Award Information
Description of original award (Fiscal Year 2021, $49,837)
Momentum toward removing school-based law enforcement (SBLE) has rapidly increased since the summer of 2020. Central to the calls to remove SBLE are issues of equity, with the hope that removing SBLE will reduce existing racial and ethnic disparities in the criminal justice system. However, there reportedly is no research to date that examines the extent to which removing SBLE might shape outcomes related to criminal justice system contact or the attendant racial and ethnic disparities. The purpose of this study is to examine the impact of removing SBLE on racial and ethnic disparities in criminal justice system contact. To achieve the study’s goal, the applicant will draw on two secondary data sources: 1) The School Survey on Crime and Safety, which is a biennial nationally representative sample of school administrators. 2) The Civil Rights Data Collection, which is a biennial census of U.S. public schools.
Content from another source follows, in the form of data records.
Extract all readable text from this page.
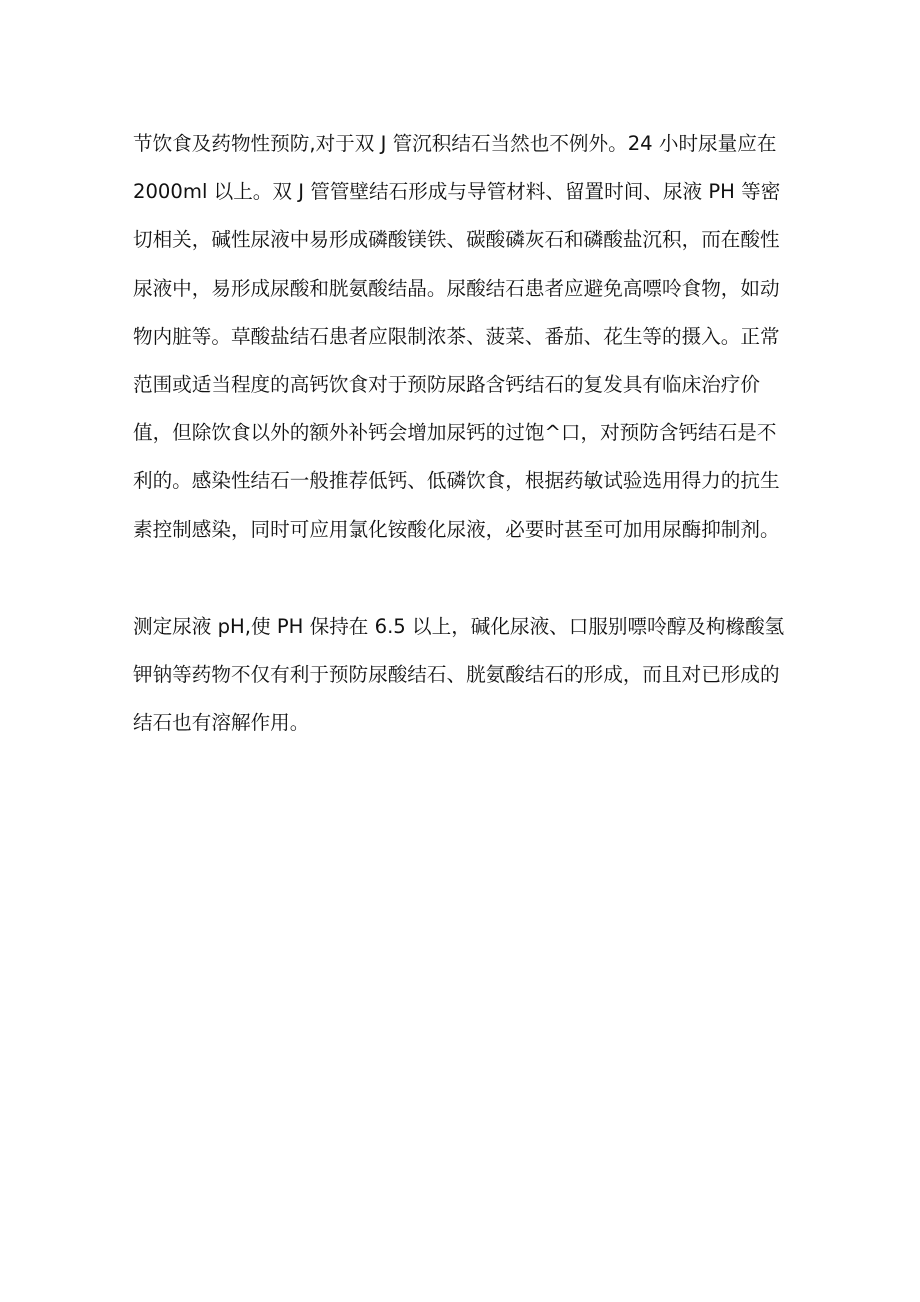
节饮食及药物性预防,对于双 J 管沉积结石当然也不例外。24 小时尿量应在
2000ml 以上。双 J 管管壁结石形成与导管材料、留置时间、尿液 PH 等密
切相关，碱性尿液中易形成磷酸镁铁、碳酸磷灰石和磷酸盐沉积，而在酸性
尿液中，易形成尿酸和胱氨酸结晶。尿酸结石患者应避免高嘌呤食物，如动
物内脏等。草酸盐结石患者应限制浓茶、菠菜、番茄、花生等的摄入。正常
范围或适当程度的高钙饮食对于预防尿路含钙结石的复发具有临床治疗价
值，但除饮食以外的额外补钙会增加尿钙的过饱^口，对预防含钙结石是不
利的。感染性结石一般推荐低钙、低磷饮食，根据药敏试验选用得力的抗生
素控制感染，同时可应用氯化铵酸化尿液，必要时甚至可加用尿酶抑制剂。
测定尿液 pH,使 PH 保持在 6.5 以上，碱化尿液、口服别嘌呤醇及枸橼酸氢
钾钠等药物不仅有利于预防尿酸结石、胱氨酸结石的形成，而且对已形成的
结石也有溶解作用。
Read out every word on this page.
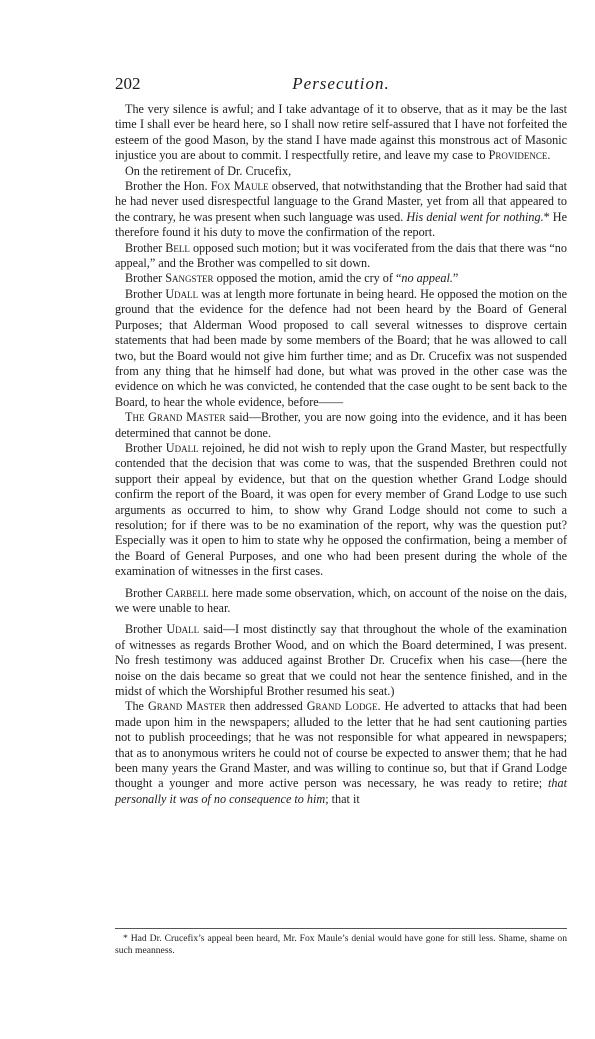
202	Persecution.

The very silence is awful; and I take advantage of it to observe, that as it may be the last time I shall ever be heard here, so I shall now retire self-assured that I have not forfeited the esteem of the good Mason, by the stand I have made against this monstrous act of Masonic injustice you are about to commit. I respectfully retire, and leave my case to Providence.

On the retirement of Dr. Crucefix,

Brother the Hon. Fox Maule observed, that notwithstanding that the Brother had said that he had never used disrespectful language to the Grand Master, yet from all that appeared to the contrary, he was present when such language was used. His denial went for nothing.* He therefore found it his duty to move the confirmation of the report.

Brother Bell opposed such motion; but it was vociferated from the dais that there was “no appeal,” and the Brother was compelled to sit down.

Brother Sangster opposed the motion, amid the cry of “no appeal.”

Brother Udall was at length more fortunate in being heard. He opposed the motion on the ground that the evidence for the defence had not been heard by the Board of General Purposes; that Alderman Wood proposed to call several witnesses to disprove certain statements that had been made by some members of the Board; that he was allowed to call two, but the Board would not give him further time; and as Dr. Crucefix was not suspended from any thing that he himself had done, but what was proved in the other case was the evidence on which he was convicted, he contended that the case ought to be sent back to the Board, to hear the whole evidence, before——

The Grand Master said—Brother, you are now going into the evidence, and it has been determined that cannot be done.

Brother Udall rejoined, he did not wish to reply upon the Grand Master, but respectfully contended that the decision that was come to was, that the suspended Brethren could not support their appeal by evidence, but that on the question whether Grand Lodge should confirm the report of the Board, it was open for every member of Grand Lodge to use such arguments as occurred to him, to show why Grand Lodge should not come to such a resolution; for if there was to be no examination of the report, why was the question put? Especially was it open to him to state why he opposed the confirmation, being a member of the Board of General Purposes, and one who had been present during the whole of the examination of witnesses in the first cases.

Brother Carbell here made some observation, which, on account of the noise on the dais, we were unable to hear.

Brother Udall said—I most distinctly say that throughout the whole of the examination of witnesses as regards Brother Wood, and on which the Board determined, I was present. No fresh testimony was adduced against Brother Dr. Crucefix when his case—(here the noise on the dais became so great that we could not hear the sentence finished, and in the midst of which the Worshipful Brother resumed his seat.)

The Grand Master then addressed Grand Lodge. He adverted to attacks that had been made upon him in the newspapers; alluded to the letter that he had sent cautioning parties not to publish proceedings; that he was not responsible for what appeared in newspapers; that as to anonymous writers he could not of course be expected to answer them; that he had been many years the Grand Master, and was willing to continue so, but that if Grand Lodge thought a younger and more active person was necessary, he was ready to retire; that personally it was of no consequence to him; that it

* Had Dr. Crucefix’s appeal been heard, Mr. Fox Maule’s denial would have gone for still less. Shame, shame on such meanness.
Each of these data sources will be used to construct a two-wave longitudinal dataset that will identify schools that removed or did not remove SBLE. Using a difference-in-differences approach, this study will compare changes in three measures of criminal justice contact (i.e., arrests, referrals to law enforcement, and crimes reported to police) in schools that removed SBLE relative to the changes in schools that did not remove SBLE. The applicant will examine within-school racial and ethnic differences in rates of arrest and referrals to law enforcement, and between-school differences in all three measures of criminal justice system contact by school racial composition. Study deliverables include a final report including findings from both data sources along with syntax to allow for reproduction of results; policy briefs that will be posted online and sent directly to state departments of education and the country’s largest school districts; conference presentations for researcher and practitioner audiences, and; manuscripts for submission to academic journals.